En effet, si une décision d’un signataire de la Charte ou d’un service de l’État impliqué n’est pas compatible avec la Charte du Parc, son organisme de gestion est appelé à intervenir. Si la négociation échoue, un recours au Tribunal administratif peut être engagé.
En cas de conflit grave qui ne pourrait être résolu, le Ministre chargé de l’Environnement, propriétaire de la marque, peut être appelé à demander un arbitrage interministériel.
Quelles sont les relations entre les Parcs naturels régionaux.
Si chaque Parc naturel régional est indépendant administrativement et financièrement, les Parcs naturels régionaux se sont toutefois regroupés au sein de la Fédération des Parcs naturels régionaux de France pour défendre leurs intérêts communs, mener ensemble des programmes et échanger des expériences (au niveau technique et scientifique), ainsi qu’informer le public.
Ils peuvent également s’associer pour mener un programme inter-Parcs, soit au sein d’une même région, soit sur une thématique commune (par exemple: gestion d’une espèce menacée, procédure expérimentale de développement ou de protection…).
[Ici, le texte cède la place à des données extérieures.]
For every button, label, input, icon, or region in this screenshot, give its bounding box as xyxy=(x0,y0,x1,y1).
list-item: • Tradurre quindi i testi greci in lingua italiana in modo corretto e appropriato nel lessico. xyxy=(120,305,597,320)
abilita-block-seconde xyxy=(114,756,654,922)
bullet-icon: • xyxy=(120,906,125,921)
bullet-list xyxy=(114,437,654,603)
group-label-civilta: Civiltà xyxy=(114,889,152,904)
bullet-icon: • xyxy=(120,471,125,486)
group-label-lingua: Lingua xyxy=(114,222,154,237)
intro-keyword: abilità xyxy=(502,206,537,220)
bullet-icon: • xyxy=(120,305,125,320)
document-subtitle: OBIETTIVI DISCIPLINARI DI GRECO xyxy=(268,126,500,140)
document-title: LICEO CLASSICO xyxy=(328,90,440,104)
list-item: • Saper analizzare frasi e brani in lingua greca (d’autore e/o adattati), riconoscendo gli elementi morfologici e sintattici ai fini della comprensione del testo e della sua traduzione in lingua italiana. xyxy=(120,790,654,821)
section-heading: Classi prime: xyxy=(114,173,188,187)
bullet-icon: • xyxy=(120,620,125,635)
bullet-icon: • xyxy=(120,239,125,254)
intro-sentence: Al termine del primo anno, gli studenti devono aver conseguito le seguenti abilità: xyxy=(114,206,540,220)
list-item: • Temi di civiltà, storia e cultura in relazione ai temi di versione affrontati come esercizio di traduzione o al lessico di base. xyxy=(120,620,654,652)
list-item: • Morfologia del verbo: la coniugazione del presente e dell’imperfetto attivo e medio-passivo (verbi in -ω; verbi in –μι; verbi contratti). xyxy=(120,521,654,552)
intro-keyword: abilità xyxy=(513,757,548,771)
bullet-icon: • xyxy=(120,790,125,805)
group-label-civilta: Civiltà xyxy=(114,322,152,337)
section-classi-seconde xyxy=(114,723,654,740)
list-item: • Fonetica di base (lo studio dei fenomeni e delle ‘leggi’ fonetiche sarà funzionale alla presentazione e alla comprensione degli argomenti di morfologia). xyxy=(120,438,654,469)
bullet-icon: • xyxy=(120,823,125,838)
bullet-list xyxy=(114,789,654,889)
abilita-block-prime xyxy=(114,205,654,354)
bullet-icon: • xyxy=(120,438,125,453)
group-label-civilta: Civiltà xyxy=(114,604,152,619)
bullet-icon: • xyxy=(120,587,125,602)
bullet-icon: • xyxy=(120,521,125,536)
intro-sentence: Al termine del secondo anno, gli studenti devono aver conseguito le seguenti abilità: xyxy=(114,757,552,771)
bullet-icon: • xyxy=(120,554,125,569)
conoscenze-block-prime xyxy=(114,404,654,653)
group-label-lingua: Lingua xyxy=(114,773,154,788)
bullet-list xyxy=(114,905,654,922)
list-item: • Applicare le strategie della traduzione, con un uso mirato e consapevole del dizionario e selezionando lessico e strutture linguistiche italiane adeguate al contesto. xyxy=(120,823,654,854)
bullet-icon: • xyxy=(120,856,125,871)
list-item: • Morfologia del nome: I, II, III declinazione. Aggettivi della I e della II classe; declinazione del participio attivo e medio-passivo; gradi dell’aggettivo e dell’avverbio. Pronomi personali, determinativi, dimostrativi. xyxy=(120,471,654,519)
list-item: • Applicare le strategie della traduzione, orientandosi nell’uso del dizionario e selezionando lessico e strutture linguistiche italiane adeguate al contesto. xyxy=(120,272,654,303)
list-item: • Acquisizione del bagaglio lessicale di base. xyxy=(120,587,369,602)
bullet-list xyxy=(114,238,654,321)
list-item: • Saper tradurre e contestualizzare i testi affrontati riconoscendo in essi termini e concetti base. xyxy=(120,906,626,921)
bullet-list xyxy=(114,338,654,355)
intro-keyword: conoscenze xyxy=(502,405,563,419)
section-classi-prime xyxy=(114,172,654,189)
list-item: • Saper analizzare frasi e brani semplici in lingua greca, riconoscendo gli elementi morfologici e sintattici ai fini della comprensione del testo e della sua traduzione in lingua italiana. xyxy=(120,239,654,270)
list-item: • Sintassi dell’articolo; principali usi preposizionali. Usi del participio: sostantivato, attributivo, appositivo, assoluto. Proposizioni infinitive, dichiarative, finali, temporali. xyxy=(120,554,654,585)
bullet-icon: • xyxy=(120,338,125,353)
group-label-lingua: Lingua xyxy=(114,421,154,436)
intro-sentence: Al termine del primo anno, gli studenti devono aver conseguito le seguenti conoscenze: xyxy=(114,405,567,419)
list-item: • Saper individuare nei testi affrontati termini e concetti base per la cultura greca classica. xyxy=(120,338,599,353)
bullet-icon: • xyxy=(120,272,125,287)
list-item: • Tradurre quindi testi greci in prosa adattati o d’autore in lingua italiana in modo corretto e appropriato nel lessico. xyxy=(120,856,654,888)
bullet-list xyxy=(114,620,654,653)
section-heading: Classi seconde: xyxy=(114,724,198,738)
L’expérience des Parcs naturels régionaux peut-elle être transférée ?

Les Parcs naturels régionaux ont très clairement une mission de laboratoires, d’expérimentation sur leurs territoires, pour mener une politique de développement durable et de protection de l’environnement volontariste.
Ils ont le souci de faire connaître leurs démarches et les actions concrètes qu’ils mènent (à travers des publications, des colloques, des rencontres…), pour que d’autres territoires puissent s’en inspirer et ainsi bénéficier de leurs expériences.
Par ailleurs, cette formule originale de “Parc naturel à la française”:
• mise en œuvre sur des territoires fragiles habités,
• qui associe le niveau local, régional et l’État,
• qui s’appuie sur un contrat ayant une portée juridique, intéresse de nombreux pays étrangers qui souhaitent la développer.
C’est ainsi que les Parcs naturels régionaux et la Fédération des Parcs sont de plus en plus sollicités pour faire part de leur expérience au-delà de nos frontières.